E infatti, ti sembrerà strano ma io avevo capito. Che il contratto di questo ex alunno (se ho ben capito) NON PREVEDE di lavorare 12 ore filate, ma 8, o giù di lì. E al limite le ore in più devi pagarmele come straordinario.
Imporre all'operaio 12 ore filate regolarmente non è civile, appunto: non gli riconosci più i diritti di cittadinanza. Lo tratti da schiavo, che deve sopravvivere per continuare a produrre.
Però, caro Bertani, accettare di lavorare 12 ore al giorno di regola per un cantiere edile (per tirare su palazzi e palazzine al posto di pascole e terreni agricoli, poi) significa accettare la schiavitù. E quindi non rappresentiamo questo giovanotto come un martire, perché non lo è, checché se ne dica.
Se il tuo preside ti chiede di fare lezione per 12 ore filate tu, spero bene, prima solleciterai un'ispezione del ministero o dell'ufficio scolastico regionale, e poi presenterai una denuncia all'autorità di polizia.
Se il tuo alunno edile fa una cosa simile oltre a non lavorare più nei cantieri rischia anche di essere aspettato in mezzo alla strada (magari alla famosa fermata della corriera) e di prendere un sacco di botte.
Però, mi scuserai ma lavorare 12 ore al giorno in un cantiere è una cosa che non riesco ugualmente a concepire (a meno che la casa non sia mia).
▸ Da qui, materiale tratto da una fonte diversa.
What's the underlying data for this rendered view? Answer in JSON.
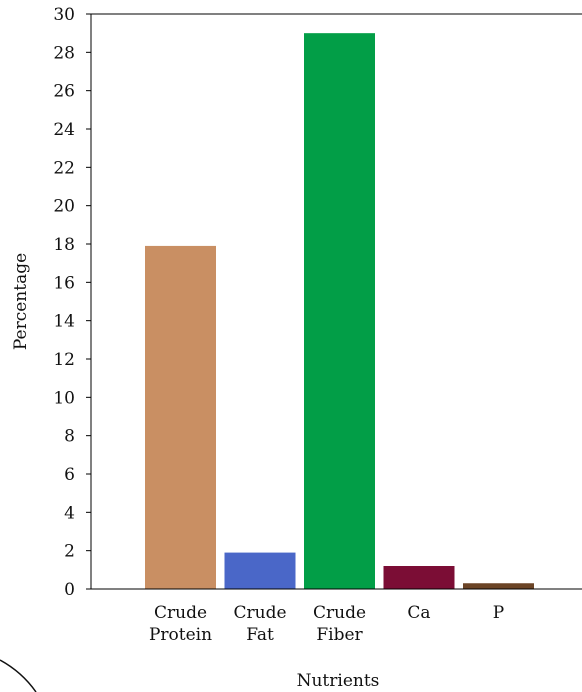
{
  "chart_data": {
    "type": "bar",
    "categories": [
      [
        "Crude",
        "Protein"
      ],
      [
        "Crude",
        "Fat"
      ],
      [
        "Crude",
        "Fiber"
      ],
      [
        "Ca"
      ],
      [
        "P"
      ]
    ],
    "values": [
      17.9,
      1.9,
      29.0,
      1.2,
      0.3
    ],
    "colors": [
      "#c98f63",
      "#4a67c8",
      "#029e47",
      "#7b0d35",
      "#6b4426"
    ],
    "xlabel": "Nutrients",
    "ylabel": "Percentage",
    "ylim": [
      0,
      30
    ],
    "yticks": [
      "0",
      "2",
      "4",
      "6",
      "8",
      "10",
      "12",
      "14",
      "16",
      "18",
      "20",
      "22",
      "24",
      "26",
      "28",
      "30"
    ],
    "grid": false,
    "legend": "none"
  }
}
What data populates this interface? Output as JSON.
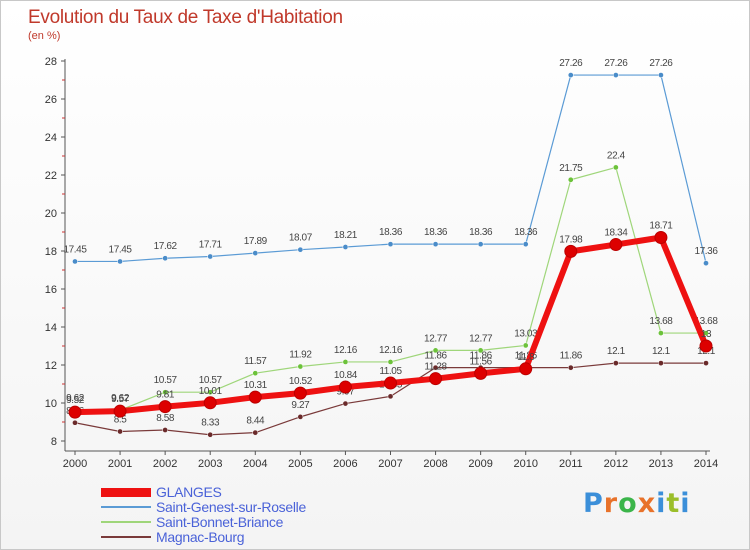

Se lo chiedessero a me, direi di no, e mi licenzino pure.
E non sono nemmeno molto sicuro che ad accettare determinate situazioni sul mercato del lavoro si faccia del male solo a sé stessi. Non sono solo cazzi tuoi, perché ogni torto subito costituisce un precedente, o conferma una consuetudine perniciosa. C'è altro?
Saluti
Luca

Carlo Bertani ha detto...

OK Luca: adesso è chiaro (in ogni modo, la situazione è un po' diversa e non posso dire di più per non coinvolgere quel ragazzo, ma è molto, molto più grave per il contesto dove si svolge.)
Ciao.

Luca C. ha detto...

Certo, mi rendo conto, ci mancherebbe.